How do you handle hot keys? “Detect first via key-level metrics. Then: local cache in front to absorb reads; key splitting with N replicas if the key is genuinely burning a shard; read replicas for distributed cache. Consistent hashing doesn’t solve a single hot key — it only helps overall distribution.”

How do you prevent cache stampede? “Single-flight coalescing so only one miss goes to DB per key. Jittered TTLs so keys don’t expire in sync. Probabilistic early refresh for very hot keys. Stale-while-revalidate if the product tolerates it.”

When is local cache better than distributed cache? “When the data is small, hot, and staleness across instances is tolerable. Sub-microsecond access vs. sub-millisecond. For session data or shared counters, distributed wins because the local option is wrong, not slow.”

When should cache be bypassed? “For correctness-critical reads (after-write reads in money flows, auth checks with recent revocation). For long-tail keys where cache hit rate would be near zero. When debugging consistency issues. Expose a ‘skip cache’ path explicitly.”

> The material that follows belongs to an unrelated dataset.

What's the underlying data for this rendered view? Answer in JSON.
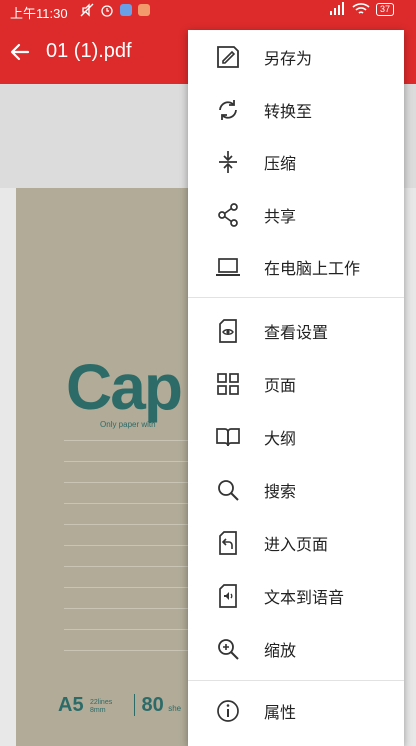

11. Common Mistakes Candidates Make

“I’ll add Redis” without specifying what is cached, at what granularity, with what TTL, and what the invalidation strategy is.
Treating cache as SoT — designing a system that loses data if cache goes down.
Ignoring invalidation — setting a TTL and calling it a day even for write-heavy data.
Ignoring hot keys — assuming uniform distribution across shards.
Hand-waving consistency — “eventually consistent” without specifying the window or what anomalies the user sees.
Assuming higher TTL is always better — ignoring staleness cost to business.
Ignoring cold start — presenting a design that can’t actually handle a deploy.
Ignoring network latency of remote cache — treating Redis as free. It’s ~1ms. If you’re chasing P50 of 5ms, that’s 20%.
Confusing cache with durable datastore — using Redis for data that must survive failure, without persistence/replication config, without acknowledging the risk.
Over-caching — layers of cache where a single layer would do, or caching data that’s rarely re-read.
Not mentioning DB buffer cache — sometimes the “add a cache” answer is “the DB already caches this.”
Caching at wrong granularity — caching whole objects when only a field is hot, or caching fields when the whole object is always read together.

12. Final Cheat Sheet

Table 1: Local vs Distributed Cache vs DB Read

Dimension	Local Cache	Distributed Cache	DB Read
Latency	~100ns	~0.5–1ms	1–50ms
Consistency across instances	Drifts per-pod	Single shared view	Authoritative
Memory cost	N × (per-pod size)	Cluster size	(already paid)
Blast radius on failure	Per-pod	Cluster-wide	System-wide
Best for	Small, hot, staleness-OK	Shared hot, sessions	SoT, cold data
Scalability of memory	Limited to pod RAM	Horizontal	Horizontal
Cross-instance invalidation	Hard (pub/sub hacks)	Easy	N/A

Table 2: Cache-Aside vs Write-Through vs Write-Back

Dimension	Cache-Aside	Write-Through	Write-Back
Read path	Miss → load → cache	Always hits (after first write)	Always hits
Write path	DB write, delete cache	Cache + DB sync	Cache now, DB async
Write latency	DB latency	Cache + DB	Cache only (fast)
Read-after-write freshness	Miss on next read	Hit with fresh data	Hit with fresh data
Data loss on cache failure	None (DB is SoT)	None	Yes (pre-flush writes)
Best for	General read-heavy	Read-after-write matters	Write-heavy, loss-tolerant
Complexity	Low	Medium	High

Decision Framework for Interviews

1. Do reads dominate writes?               No  → probably skip cache
   Yes ↓
2. Is data reused within a time window?    No  → probably skip cache
   Yes ↓
3. Is staleness tolerable?                 No  → bypass cache or short TTL
   Yes ↓
4. Shared state across instances needed?   No  → local cache (+ maybe distributed L2)
   Yes ↓
5. Distributed cache (Redis/Memcached).
6. Pick pattern: cache-aside by default.
7. Set TTL based on staleness tolerance.
8. Plan: hot keys, stampede, cold start, invalidation.
9. Identify what bypasses cache (correctness paths).
10. State the failure mode: cache down → DB handles N× load.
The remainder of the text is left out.